During the Q&A portion of the discussion, one student asked an all-too-familiar question for people just starting their careers: How do I prove I have what it takes to be successful in this position, even if I don’t have all the requirements listed in the job posting, particularly that ‘3-5 years of experience’ thing?
Our non-traditional-path tech executive jumped to answer that one. Tim explained that when he started applying for programming jobs, the hiring managers saw his undergrad degree in religious studies and art and said, “What? Why are you here? This makes no sense.” But the key is to differentiate yourself from the tons of phenomenal programmers out there.
“Create your story. Tell your story. Tell everybody where you’re going, career-wise. And promote yourself as more than just somebody who can code and check the boxes on a job application,” Tim advised.
LifeBridge Health CTO Chris Panagiotopoulos helped the student flesh out his story as an agile, lifelong learner, which is exactly what the remote-work economy is looking for. Chris explained that, when looking for qualified candidates, he’s not a stickler for the job description. “I look to hear the applicant’s story and experiences and if they demonstrate that they’re able to learn on their own, adapt quickly and are self-motivated. I don’t have to push them to learn; they’re pushing themselves. And, in fact, what I’m looking for is somebody who’s going to push me.”

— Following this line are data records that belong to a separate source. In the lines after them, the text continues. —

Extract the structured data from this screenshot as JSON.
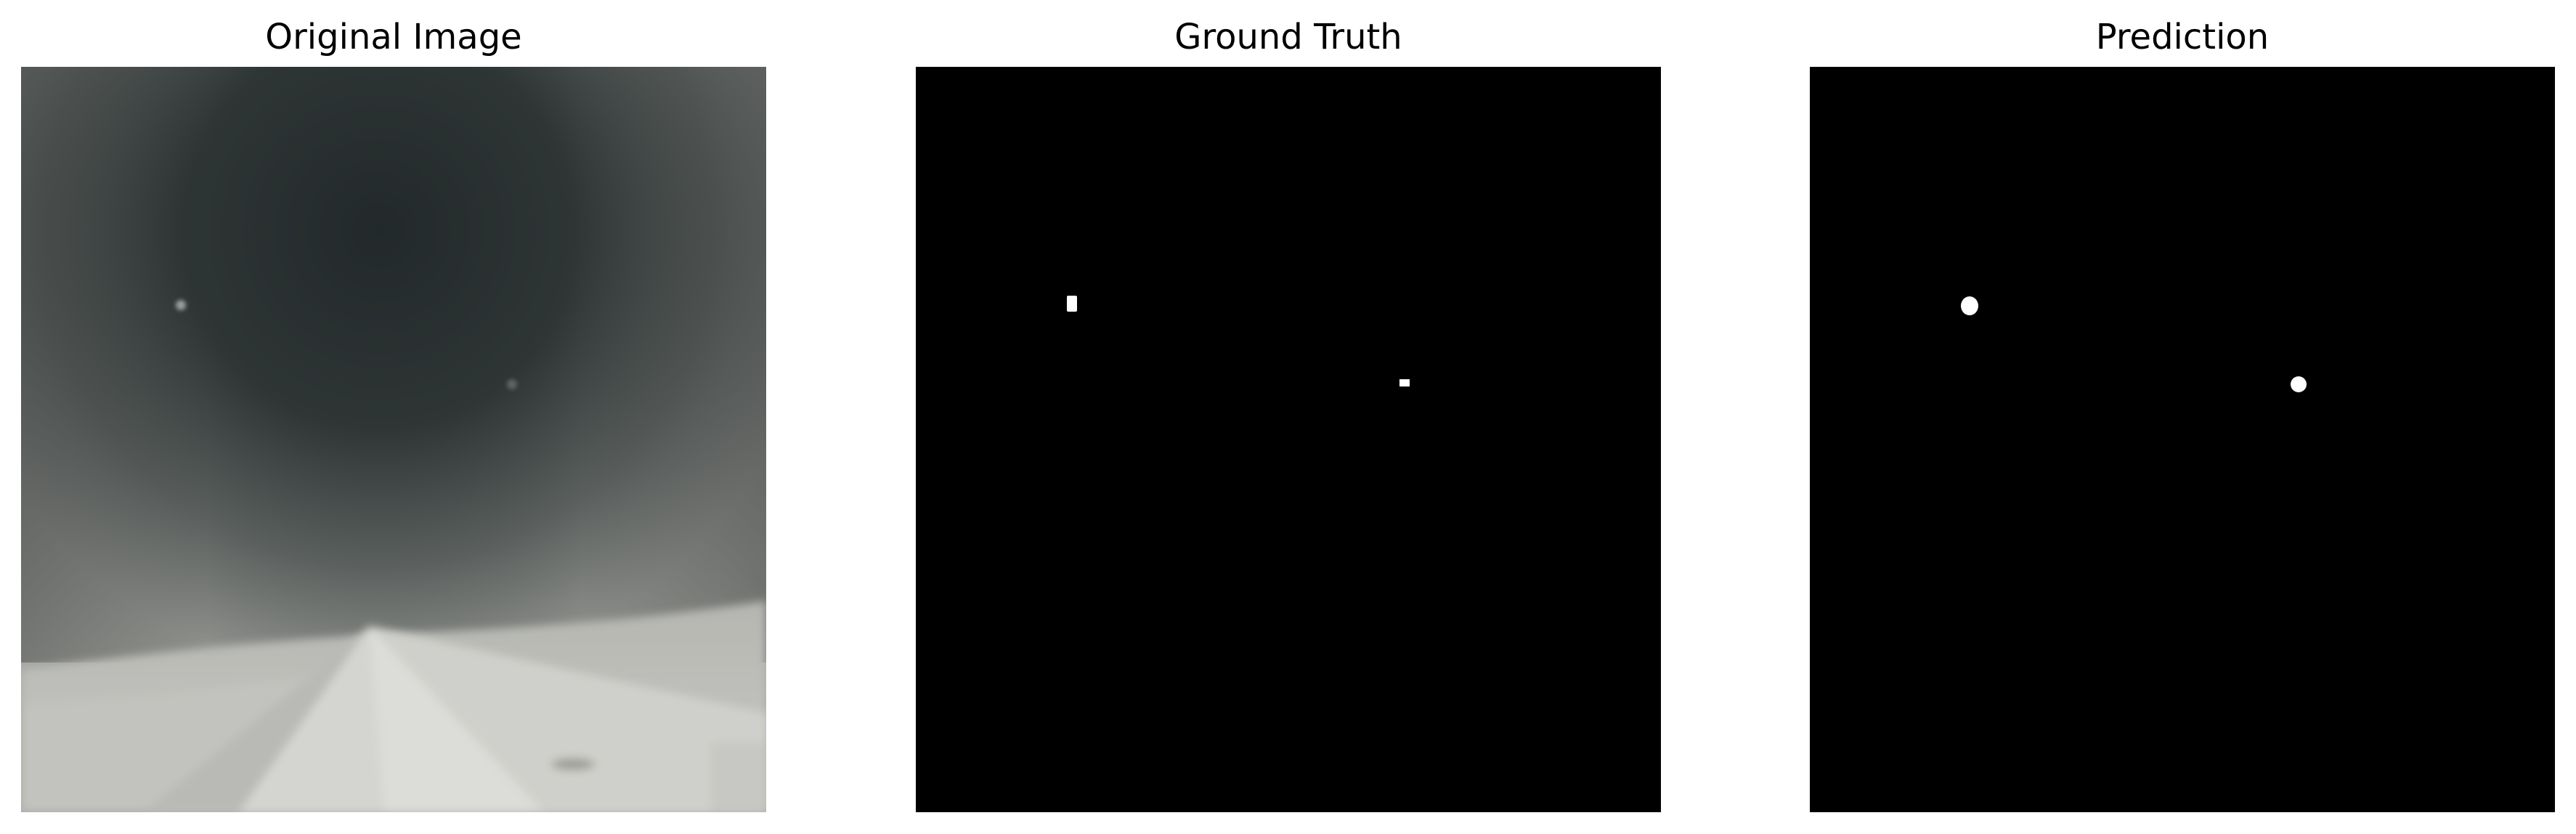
{
  "figure": {
    "panels": [
      {
        "title": "Original Image",
        "kind": "photo",
        "tint": "grayscale"
      },
      {
        "title": "Ground Truth",
        "kind": "mask",
        "background": "#000000",
        "foreground": "#ffffff"
      },
      {
        "title": "Prediction",
        "kind": "mask",
        "background": "#000000",
        "foreground": "#ffffff"
      }
    ]
  }
}
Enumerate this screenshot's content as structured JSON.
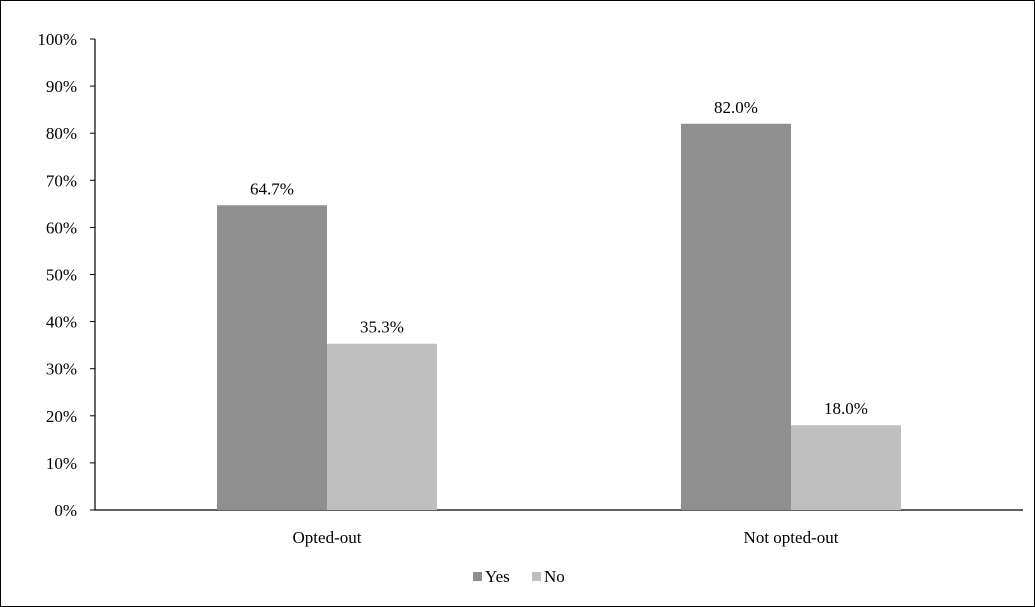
{
  "chart_data": {
    "type": "bar",
    "categories": [
      "Opted-out",
      "Not opted-out"
    ],
    "series": [
      {
        "name": "Yes",
        "values": [
          64.7,
          82.0
        ],
        "color": "#8f8f8f"
      },
      {
        "name": "No",
        "values": [
          35.3,
          18.0
        ],
        "color": "#bfbfbf"
      }
    ],
    "data_labels": [
      [
        "64.7%",
        "82.0%"
      ],
      [
        "35.3%",
        "18.0%"
      ]
    ],
    "yticks": [
      0,
      10,
      20,
      30,
      40,
      50,
      60,
      70,
      80,
      90,
      100
    ],
    "ytick_labels": [
      "0%",
      "10%",
      "20%",
      "30%",
      "40%",
      "50%",
      "60%",
      "70%",
      "80%",
      "90%",
      "100%"
    ],
    "ylim": [
      0,
      100
    ],
    "grid": false,
    "legend": "bottom-center",
    "title": "",
    "xlabel": "",
    "ylabel": ""
  }
}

The economy may be changing in fundamental ways, but telling our stories is still how we connect with people and work together to effect positive change. Storytelling and networking continue to be vital to landing that dream job; they’ve just gone virtual. As young professionals get more comfortable with virtual networking, they find it mitigates traditional limitations (e.g., geography, time, money) to increase access and equity. Loyola’s Information Systems Advisory Board approves unanimously!